# starter fertilizer instead of super phosphate recommendation



## r7k (Jan 25, 2019)

soil test comes back with low phosphorus levels.

recommendation is, *in addition* to the recommended standard fertilizer application, to *also* apply X lbs of 0-46-0 triple superphosphate or Y lbs of 0-20-0 super phosphate or many lbs of rock phosphate, per 1k sqft.

I'm in CT, apparently there's a phosphorus lawn stating we can't put down phosphorus fertilizer unless you have a soil test showing deficient or you are planting new seed... seems like a poorly worded law. Don't know how they can enforce it because I can go buy unlimited bags of starter fertilizer at depot/lowes or anywhere else.

but it's to reduce phosphorus run off, i get it, be responsible.

minding the nitrogen content, why can't I just use starter fertilizer 18-24-12?

It seems like my soil analysis recommendation is on the reckless side, throw down all this straight high concentration phosphorus. It seems like if I just coincide aregular simple 2 - 3 times a year fertilizer drop using 18-24-12 that would be a better safer way to bring phosphorus up out of the "below optimum" level? I don't need to correct P all at once with a huge single drop of it, wouldn't a a split application of a more reasonable concentration of P? An using starter fertilizer seems much more economical and easily obtainable?



> Soil test values for PHOSPHORUS are BELOW OPTIMUM.
> Apply 20 lbs of 5-10-5 or
> 10 lbs of 10-20-10 or
> 25 lbs of 4-1-4 or 4-3-4 (or the equivalent)
> ...


----------



## mowww (Jan 16, 2018)

Yes, you could use regular starter fert, with a couple of downsides.

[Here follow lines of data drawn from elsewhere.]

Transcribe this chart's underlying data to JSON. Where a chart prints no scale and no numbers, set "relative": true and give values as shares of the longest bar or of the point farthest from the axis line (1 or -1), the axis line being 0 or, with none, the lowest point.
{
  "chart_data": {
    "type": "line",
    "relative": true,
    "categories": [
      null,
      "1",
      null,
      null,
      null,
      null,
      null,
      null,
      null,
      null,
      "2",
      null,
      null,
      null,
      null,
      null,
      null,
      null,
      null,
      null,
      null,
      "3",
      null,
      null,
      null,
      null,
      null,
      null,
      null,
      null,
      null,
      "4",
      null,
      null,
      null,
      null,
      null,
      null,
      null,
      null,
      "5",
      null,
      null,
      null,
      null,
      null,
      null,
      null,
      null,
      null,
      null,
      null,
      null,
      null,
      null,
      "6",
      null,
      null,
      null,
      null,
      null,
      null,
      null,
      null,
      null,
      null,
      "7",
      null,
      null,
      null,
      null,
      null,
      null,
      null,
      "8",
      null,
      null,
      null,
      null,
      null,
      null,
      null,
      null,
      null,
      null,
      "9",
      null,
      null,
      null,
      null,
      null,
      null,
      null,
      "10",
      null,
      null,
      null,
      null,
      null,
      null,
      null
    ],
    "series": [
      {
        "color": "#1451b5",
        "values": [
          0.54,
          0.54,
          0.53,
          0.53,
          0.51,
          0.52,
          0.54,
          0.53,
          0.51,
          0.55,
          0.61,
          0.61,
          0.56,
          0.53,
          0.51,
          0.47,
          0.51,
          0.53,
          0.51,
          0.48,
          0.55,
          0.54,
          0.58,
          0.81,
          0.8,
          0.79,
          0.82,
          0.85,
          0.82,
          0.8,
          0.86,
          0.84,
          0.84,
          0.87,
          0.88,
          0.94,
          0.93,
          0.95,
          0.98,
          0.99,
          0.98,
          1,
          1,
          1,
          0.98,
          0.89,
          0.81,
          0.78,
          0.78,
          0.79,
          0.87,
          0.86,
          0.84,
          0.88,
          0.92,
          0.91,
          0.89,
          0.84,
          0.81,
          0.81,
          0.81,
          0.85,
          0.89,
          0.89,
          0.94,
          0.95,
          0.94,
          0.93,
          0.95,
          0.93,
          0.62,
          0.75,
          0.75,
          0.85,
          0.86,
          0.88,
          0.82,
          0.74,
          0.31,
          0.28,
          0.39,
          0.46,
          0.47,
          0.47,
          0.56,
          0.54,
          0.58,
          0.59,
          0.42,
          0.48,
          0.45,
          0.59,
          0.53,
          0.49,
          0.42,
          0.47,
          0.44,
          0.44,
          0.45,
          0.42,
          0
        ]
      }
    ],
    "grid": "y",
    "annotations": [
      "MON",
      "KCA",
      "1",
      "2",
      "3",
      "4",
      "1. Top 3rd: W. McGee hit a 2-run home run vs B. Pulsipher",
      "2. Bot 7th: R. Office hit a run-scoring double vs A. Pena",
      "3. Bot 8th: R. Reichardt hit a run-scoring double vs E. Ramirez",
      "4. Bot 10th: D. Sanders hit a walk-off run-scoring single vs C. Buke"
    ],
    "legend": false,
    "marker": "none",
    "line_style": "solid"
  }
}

It would take more total apps and time to correct P levels since you'd be bound by nitrogen limits per app. Also, although it does not mention it, P is pretty immobile in the soil so you could benefit from incorporating that into the soil with a P app post-heavy aeration. If incorporating, you would probably only want to do that process once and do it right. Without incorporating, your soil below 2" will likely still be deficient if that depth was included in your soil sample.


----------



## Green (Dec 24, 2017)

Milorganite is a great option for raising P, too.

Other options are balanced fert like a 10-10-10.

Do it slowly. Don't apply more than 1 lb of P per month.

A combination of Milo, starter, balanced, and TSP should get you there quickly...you can pick the appropriate one each month based on weather and N application schedule. One year of dedicated P supplementation should make a huge dent. Eventually, it will work down into the soil.

The law is enforced mostly by restrictions on the products sold; there is no one to enforce what you do, nor should there be.


----------